The app is created for anonymous compliments and positive affirmations, or, as youngsters say, “gassing your buddies up.”
Teenagers are increasingly using the application. In just two months since its inception in August, Gas has eclipsed TikTok and BeReal in the free app rankings on Apple’s App Store, achieving 1 million daily active users. According to The Wall Street Journal, it is currently “the hottest app.” In October, it boasted 30,000 new users every hour.
Three percent of users deleted their accounts after Gas was unfairly implicated in a sex trafficking hoax this fall, which prompted the company’s founder to reply.
But Gas has continued to expand as a social platform for adolescents, reaching 7.4 million instals.
Gas did not emerge from nowhere if you had never heard of it. Its founder Nikita Bier sold another poll-based service, tbh, to Facebook in 2017, however the app was shut down owing to low usage in less than a year. In spite of this, Discord stated in its blog post that “Gas’ creators have a demonstrated track record of developing innovative apps and experiences.”
Multiple anonymous polling apps, such as Yolo and LMK, exist on Snapchat’s platform, allowing users to pose questions to their friends, who may subsequently respond anonymously; however, these apps have shown to be very susceptible to misuse. In 2017, Snap prohibited anonymous chat apps.
While anonymous features can offer a special risk to user safety and encourage harassment, Gas asserts that it circumvents these difficulties with compliment-only surveys. These complement prompts prohibit users from running polls or sending direct messages containing potentially hazardous comments.
In the app’s description, Gas states, “Gas is where your friends tell you what they love about you. No, they will not harass you as other anonymous applications do. How it operates: 1) Enroll in school 2) Add friends 3) Answer polls 4) Be ignitable when picked.”
Discord’s success among a younger audience has resulted in a number of safety concerns, as harassment claims on the network have increased in recent years. The corporation has invested substantially to battle this issue, acquiring Sentropy, an artificial intelligence (AI) software company focused on combating online abuse and harassment. In its most recent transparency report, published in December 2022, the firm disclosed that it had disabled 42,458 accounts and removed 14,451 servers for child safety violations during the third quarter of 2022, a 92% decrease from the previous quarter.
Discord, which entered the social app landscape in 2015 as an alternative to Skype chats for gamers, has expanded beyond its origins as a platform for video game players to communicate. The two-time CNBC Disruptor 50 honoree has expanded beyond its mostly gaming-based applications with a broader voice chat platform, live broadcast capabilities, and the ability for users to monetize their servers.
Discord introduced Stage channels in 2021, providing users a new method to organise and host huge audio events as social audio grew in popularity. Threads was introduced in July as a method to branch a topic off of a channel’s main feed without eliminating it. Additionally, the firm offers premium membership capabilities, enabling creators and community owners to need a subscription to access all or portion of their server, tiered incentives, and member engagement metrics.

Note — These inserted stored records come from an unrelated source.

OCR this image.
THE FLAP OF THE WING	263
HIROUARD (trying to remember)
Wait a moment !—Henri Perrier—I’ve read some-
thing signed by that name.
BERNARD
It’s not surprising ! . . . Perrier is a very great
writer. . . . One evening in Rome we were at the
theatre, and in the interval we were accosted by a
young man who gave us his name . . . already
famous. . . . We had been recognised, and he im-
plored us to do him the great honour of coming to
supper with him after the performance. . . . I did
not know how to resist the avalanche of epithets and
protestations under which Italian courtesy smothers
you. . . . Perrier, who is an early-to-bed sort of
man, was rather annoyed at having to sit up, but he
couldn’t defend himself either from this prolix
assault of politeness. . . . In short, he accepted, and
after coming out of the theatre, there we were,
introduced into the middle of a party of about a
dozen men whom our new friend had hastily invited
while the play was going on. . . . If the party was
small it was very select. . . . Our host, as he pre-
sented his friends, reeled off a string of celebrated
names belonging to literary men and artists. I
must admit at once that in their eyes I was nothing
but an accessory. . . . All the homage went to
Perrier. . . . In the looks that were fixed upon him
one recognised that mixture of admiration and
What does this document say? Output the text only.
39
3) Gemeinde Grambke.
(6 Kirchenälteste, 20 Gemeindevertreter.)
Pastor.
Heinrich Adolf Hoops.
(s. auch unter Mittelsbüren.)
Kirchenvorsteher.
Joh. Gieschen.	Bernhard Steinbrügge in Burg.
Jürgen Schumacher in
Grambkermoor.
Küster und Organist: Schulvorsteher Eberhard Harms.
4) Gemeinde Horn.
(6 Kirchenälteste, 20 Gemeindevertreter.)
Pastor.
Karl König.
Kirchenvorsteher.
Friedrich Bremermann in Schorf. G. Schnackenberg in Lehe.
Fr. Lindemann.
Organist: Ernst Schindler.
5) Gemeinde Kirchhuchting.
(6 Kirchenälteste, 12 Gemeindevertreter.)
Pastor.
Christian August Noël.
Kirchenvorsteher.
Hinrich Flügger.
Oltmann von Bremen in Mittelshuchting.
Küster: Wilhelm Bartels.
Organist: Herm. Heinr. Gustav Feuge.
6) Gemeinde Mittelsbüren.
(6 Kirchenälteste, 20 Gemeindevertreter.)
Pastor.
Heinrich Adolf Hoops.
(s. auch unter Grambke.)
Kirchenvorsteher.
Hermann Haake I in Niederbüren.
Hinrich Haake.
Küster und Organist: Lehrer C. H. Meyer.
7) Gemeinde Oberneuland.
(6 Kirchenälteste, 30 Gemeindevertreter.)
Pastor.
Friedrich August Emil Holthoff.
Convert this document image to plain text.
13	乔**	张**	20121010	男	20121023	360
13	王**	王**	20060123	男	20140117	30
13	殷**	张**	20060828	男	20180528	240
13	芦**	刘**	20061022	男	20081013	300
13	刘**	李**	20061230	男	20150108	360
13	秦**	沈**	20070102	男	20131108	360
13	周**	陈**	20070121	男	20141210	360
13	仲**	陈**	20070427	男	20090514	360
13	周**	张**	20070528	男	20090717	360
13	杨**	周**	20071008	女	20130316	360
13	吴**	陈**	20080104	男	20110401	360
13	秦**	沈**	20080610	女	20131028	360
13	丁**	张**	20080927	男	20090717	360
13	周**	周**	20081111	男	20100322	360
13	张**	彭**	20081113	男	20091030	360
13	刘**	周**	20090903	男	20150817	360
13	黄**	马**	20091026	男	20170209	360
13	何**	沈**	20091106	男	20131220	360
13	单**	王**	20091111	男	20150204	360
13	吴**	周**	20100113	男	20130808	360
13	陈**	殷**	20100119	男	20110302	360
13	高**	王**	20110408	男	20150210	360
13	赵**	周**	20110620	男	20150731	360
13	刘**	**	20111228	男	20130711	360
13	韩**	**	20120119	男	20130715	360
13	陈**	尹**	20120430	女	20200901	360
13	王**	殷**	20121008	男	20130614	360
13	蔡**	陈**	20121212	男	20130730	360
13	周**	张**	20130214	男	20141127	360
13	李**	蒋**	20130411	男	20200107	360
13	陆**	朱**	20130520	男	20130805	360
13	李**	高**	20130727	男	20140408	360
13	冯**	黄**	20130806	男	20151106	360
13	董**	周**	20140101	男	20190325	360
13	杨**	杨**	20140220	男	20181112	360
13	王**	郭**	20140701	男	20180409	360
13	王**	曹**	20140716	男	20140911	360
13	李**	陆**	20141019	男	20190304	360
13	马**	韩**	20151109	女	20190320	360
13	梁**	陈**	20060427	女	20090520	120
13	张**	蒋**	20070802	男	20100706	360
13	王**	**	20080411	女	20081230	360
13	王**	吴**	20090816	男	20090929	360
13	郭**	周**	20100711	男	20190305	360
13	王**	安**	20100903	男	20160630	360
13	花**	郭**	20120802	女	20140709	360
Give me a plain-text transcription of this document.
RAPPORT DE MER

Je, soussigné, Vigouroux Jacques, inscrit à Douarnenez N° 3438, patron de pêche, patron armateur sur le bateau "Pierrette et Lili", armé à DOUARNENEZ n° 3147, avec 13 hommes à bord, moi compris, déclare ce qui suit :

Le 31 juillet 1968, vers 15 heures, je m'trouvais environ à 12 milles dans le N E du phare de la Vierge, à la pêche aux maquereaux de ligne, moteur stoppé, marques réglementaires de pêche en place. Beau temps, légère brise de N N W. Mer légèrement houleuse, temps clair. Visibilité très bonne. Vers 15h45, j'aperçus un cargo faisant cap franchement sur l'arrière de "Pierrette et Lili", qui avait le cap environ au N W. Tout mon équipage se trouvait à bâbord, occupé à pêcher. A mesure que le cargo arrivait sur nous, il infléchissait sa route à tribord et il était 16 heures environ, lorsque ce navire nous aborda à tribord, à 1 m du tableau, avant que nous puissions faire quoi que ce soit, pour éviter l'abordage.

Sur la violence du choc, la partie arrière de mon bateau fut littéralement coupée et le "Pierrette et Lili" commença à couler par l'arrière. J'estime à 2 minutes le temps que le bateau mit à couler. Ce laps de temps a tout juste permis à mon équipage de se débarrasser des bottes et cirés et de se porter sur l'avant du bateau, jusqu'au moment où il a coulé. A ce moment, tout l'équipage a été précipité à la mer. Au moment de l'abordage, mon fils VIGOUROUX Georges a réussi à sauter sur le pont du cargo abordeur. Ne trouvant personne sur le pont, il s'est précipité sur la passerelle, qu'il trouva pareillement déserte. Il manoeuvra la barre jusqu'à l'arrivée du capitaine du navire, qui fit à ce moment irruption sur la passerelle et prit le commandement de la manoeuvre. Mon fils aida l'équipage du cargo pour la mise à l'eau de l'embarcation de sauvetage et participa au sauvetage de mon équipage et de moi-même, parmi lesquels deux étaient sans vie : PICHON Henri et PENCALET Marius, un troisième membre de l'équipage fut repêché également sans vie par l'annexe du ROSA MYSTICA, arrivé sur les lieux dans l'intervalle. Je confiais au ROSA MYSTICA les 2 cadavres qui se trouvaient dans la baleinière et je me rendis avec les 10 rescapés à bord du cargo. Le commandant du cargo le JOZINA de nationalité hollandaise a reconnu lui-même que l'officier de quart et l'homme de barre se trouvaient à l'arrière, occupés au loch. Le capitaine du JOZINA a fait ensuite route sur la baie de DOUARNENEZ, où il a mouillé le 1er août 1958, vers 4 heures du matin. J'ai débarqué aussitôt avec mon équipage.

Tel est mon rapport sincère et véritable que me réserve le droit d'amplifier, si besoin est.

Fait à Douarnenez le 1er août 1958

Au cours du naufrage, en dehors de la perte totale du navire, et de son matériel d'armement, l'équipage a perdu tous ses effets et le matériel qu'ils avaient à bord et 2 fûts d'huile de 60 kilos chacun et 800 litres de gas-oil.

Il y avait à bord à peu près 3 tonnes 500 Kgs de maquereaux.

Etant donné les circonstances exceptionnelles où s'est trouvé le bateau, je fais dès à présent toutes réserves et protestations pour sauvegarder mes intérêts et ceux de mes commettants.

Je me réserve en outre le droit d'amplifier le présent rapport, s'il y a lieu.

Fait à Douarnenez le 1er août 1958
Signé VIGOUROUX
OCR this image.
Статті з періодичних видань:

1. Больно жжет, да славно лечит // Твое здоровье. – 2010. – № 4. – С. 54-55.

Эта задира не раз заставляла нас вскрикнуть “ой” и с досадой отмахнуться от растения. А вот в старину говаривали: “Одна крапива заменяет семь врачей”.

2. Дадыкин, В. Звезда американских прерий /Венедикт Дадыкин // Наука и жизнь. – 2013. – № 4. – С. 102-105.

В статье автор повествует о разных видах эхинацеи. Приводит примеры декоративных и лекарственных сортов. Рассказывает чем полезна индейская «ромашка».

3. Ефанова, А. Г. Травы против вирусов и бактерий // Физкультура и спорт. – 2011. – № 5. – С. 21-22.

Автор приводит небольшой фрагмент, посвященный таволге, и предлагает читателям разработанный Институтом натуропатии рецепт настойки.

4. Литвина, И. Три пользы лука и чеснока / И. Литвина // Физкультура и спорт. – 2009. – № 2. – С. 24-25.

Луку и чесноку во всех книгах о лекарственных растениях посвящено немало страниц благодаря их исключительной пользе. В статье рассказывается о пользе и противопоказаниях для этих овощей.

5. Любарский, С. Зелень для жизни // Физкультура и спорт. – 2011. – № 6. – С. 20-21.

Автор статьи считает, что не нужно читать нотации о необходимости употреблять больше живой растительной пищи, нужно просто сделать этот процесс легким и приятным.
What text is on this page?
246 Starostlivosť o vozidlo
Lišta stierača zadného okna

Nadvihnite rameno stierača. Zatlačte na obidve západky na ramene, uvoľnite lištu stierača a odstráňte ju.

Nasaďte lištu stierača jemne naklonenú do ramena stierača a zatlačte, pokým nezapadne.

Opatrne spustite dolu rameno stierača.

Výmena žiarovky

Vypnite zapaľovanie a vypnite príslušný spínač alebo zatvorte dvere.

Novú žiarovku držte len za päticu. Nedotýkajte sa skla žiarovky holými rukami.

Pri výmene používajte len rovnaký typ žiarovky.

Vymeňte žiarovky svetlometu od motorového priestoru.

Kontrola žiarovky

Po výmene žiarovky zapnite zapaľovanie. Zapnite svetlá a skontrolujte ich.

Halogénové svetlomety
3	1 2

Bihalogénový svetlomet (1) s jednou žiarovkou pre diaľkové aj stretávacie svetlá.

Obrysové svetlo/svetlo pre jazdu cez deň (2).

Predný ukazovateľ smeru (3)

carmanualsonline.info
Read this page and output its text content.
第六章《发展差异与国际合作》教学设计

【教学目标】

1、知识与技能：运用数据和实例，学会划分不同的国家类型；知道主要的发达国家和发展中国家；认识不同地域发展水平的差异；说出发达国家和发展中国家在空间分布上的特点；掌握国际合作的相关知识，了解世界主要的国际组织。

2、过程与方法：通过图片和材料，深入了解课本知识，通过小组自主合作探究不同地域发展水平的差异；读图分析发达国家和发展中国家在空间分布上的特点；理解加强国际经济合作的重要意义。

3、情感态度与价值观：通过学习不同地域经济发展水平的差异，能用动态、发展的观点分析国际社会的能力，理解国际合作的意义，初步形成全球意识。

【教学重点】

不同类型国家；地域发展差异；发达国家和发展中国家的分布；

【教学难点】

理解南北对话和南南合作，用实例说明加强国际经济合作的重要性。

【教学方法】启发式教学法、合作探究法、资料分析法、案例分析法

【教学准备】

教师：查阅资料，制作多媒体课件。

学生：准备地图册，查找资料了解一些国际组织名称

Microsoft reportedly made an offer for the company at one point, but no agreement was achieved.
Discord, unlike the social media titans of the first generation, does not generate revenue from adverts, giving it another similarity with Gas besides an emphasis on a younger demographic. Gas has amassed nearly $7 million in user spending through premium membership features such as “God Mode,” which provides users with cues about who complimented them.
Gas will work as a standalone app for the time being, but this does not rule out the possibility of polls being a new means of discussion on Discord.
In a blog post, Discord stated, “We are continually striving to build an inclusive society where no one feels like an outsider, and we are thrilled to welcome Gas to the Discord community as the next step in realising this vision.”
Keeping the story positive will be one of the most difficult problems for the companies, as it has been for many social media platforms before.